Dominique Gonzalez-Foerster “Nos années 70 (chambre)” at Galerie Chantal Crousel, Paris — Mousse Magazine and Publishing

“In my view, the room is a natural dimension of art, the first place where one hangs personal or collective things. It’s a mental space where one composes an ambiance. […] My rooms are like images, but which one can enter. One is physically surrounded by the image, rather like in the cinema. Besides, I have this obsession with a narrative, a narration, even spatial.”1 —Dominique Gonzalez-Foerster

Nos années 70 (chambre) [Our 1970s (bedroom)] (1992) is one of the earliest room environments by Dominique Gonzalez-Foerster, who here summons the memory of her mother’s bedroom. With its purple wall, pink bedspread covering a mattress placed on the ground, patterned fabric from India, and Boalum lamp, this room refers to a certain generation of the 1970s.

Emblematic of Gonzalez-Foerster’s interest in ideas of self-narrative and narration, she has described her rooms as functioning as a kind of detective novel but, as Lynne Cooke points out, the rooms “never gel as ‘image’; they never become legible as concrete representations of a specific space.” The room thus becomes a dynamic interface shaping subjectivity.

Since the 1990s, the artist has created more than sixty room environments. Nos années 70 (chambre) was originally exhibited in her solo exhibitions at Gio Marconi, Milan (1992), at the Centre Pompidou, Paris (2015-16), and at Sammlung Philara, Düsseldorf (2021).

Nos années 70 (chambre) can also be seen as the artist’s reckoning with the conceptual art of the 1970s. The gallery is presenting Nos années 70 (chambre) alongside other works by Gonzalez- Foerster from the nineties.

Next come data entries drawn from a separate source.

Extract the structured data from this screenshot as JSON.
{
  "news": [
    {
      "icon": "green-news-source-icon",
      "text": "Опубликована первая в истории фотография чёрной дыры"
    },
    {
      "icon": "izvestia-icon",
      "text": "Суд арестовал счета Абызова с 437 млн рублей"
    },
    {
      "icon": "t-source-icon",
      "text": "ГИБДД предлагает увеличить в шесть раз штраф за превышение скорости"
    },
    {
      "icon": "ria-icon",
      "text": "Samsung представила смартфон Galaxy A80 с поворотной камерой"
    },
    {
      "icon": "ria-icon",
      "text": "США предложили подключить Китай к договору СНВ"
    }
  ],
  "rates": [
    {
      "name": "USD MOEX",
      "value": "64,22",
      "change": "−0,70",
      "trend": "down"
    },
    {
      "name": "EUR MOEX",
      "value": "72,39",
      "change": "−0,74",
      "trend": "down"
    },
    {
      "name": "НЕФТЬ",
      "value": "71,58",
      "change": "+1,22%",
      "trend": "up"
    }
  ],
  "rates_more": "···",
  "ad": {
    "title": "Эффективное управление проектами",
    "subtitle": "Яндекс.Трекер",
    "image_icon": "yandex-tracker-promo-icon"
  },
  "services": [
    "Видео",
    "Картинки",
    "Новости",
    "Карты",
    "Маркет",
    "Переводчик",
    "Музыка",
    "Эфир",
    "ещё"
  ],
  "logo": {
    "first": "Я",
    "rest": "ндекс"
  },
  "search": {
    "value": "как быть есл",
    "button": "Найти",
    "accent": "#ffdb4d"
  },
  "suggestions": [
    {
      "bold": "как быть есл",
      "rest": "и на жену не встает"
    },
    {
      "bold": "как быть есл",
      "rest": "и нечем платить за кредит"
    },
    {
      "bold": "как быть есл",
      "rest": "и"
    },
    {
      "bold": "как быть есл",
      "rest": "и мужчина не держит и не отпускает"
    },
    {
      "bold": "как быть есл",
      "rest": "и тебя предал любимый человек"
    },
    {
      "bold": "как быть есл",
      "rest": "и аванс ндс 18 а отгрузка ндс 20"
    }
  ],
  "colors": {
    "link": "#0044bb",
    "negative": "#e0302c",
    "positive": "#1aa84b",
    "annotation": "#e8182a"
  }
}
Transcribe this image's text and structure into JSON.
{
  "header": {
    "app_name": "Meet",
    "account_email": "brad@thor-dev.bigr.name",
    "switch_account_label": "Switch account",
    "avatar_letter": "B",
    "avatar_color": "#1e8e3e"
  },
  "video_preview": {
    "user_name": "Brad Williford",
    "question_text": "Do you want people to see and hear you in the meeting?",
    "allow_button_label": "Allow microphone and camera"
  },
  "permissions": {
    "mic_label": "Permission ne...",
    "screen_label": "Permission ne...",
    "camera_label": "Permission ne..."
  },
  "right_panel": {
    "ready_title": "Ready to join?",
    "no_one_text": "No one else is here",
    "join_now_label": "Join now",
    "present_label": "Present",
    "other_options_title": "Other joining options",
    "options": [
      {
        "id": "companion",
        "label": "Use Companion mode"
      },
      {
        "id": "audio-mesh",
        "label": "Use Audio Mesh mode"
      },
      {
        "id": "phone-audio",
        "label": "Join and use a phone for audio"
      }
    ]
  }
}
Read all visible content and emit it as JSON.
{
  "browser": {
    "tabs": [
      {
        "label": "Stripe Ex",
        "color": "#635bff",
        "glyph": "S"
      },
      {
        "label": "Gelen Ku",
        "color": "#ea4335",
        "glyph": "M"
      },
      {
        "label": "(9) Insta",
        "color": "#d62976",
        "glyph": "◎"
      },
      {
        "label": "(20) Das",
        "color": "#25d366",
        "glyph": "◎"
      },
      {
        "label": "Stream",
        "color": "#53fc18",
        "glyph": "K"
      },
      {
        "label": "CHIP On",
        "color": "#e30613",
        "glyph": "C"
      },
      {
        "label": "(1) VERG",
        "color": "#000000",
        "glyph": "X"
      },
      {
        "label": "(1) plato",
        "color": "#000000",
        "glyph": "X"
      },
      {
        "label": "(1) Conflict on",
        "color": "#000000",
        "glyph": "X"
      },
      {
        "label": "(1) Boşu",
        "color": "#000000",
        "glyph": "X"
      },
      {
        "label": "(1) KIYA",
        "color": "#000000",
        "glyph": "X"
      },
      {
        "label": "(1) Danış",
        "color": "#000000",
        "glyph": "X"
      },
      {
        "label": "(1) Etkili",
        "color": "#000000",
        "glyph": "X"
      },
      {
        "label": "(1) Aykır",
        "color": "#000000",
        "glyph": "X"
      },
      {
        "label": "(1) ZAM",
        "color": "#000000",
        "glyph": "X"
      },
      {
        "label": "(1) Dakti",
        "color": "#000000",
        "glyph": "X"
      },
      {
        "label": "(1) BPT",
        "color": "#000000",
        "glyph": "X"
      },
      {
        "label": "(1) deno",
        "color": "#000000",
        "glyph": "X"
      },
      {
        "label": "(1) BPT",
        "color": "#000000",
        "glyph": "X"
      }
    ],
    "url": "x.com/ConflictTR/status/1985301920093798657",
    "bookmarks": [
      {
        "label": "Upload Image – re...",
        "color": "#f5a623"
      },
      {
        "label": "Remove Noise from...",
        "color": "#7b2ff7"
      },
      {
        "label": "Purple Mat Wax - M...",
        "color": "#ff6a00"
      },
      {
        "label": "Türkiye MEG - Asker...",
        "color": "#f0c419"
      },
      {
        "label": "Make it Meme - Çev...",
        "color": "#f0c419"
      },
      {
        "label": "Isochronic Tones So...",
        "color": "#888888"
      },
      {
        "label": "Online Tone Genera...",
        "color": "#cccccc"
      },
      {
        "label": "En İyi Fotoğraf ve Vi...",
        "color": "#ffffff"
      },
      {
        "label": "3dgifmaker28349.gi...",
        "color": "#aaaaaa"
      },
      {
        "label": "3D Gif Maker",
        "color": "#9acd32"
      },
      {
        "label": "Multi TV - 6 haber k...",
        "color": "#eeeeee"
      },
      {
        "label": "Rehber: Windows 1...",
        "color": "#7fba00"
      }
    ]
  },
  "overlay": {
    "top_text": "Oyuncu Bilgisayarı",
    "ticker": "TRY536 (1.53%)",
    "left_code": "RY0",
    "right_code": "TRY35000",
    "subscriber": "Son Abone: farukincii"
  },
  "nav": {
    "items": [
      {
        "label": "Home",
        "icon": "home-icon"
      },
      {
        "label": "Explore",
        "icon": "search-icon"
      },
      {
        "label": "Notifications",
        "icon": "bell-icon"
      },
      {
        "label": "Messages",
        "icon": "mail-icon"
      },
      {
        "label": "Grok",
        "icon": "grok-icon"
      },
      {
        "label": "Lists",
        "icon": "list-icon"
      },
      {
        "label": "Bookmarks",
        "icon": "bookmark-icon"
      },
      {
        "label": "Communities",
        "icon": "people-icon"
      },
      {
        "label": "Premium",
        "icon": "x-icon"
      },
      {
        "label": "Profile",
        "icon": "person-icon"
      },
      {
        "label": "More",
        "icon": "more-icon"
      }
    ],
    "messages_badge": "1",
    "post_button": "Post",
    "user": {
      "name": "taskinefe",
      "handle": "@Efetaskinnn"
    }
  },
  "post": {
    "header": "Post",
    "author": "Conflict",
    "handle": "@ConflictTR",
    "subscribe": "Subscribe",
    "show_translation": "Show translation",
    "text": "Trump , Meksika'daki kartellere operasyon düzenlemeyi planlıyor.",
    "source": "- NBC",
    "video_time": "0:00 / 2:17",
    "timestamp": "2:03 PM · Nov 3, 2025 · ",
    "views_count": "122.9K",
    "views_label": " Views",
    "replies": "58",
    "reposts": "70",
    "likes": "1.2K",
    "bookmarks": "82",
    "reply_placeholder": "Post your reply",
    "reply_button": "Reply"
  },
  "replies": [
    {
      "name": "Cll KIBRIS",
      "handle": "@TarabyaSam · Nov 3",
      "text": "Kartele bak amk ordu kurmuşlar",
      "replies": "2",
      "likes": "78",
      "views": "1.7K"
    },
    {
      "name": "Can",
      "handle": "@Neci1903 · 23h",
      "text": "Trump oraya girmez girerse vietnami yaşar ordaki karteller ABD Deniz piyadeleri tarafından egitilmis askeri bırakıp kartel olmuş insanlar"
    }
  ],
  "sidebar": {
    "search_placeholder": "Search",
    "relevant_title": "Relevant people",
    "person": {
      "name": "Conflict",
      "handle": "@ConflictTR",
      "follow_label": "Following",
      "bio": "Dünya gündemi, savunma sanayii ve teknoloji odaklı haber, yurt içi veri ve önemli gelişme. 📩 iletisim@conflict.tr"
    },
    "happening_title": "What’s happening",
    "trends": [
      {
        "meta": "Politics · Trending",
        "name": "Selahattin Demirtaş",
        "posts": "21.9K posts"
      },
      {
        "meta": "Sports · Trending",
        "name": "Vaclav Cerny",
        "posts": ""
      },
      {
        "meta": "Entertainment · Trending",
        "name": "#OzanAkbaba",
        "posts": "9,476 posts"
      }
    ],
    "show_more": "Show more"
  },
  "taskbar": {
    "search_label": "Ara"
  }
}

at Galerie Chantal Crousel, Paris
until January 27, 2024

1    Dominique Gonzalez-Foerster, cited by Jean-Max Colard, Chambres à part, Les Inrockuptibles, N°153, May 27 — June 2, 1998, p.67, in Dominique Gonzalez-Foerster. 1887 – 2058 (2015). Under the direction of Emma Lavigne. Exhibition catalog (Centre Pompidou, Paris, September 23, 2015 — February 1, 2016 and Kunstsammlung Nordrhein-Westfalen, Düsseldorf, April 23, 2015 — August 7, 2016). Edited by Prestel Verlag, Munich/London/New York. p.198.”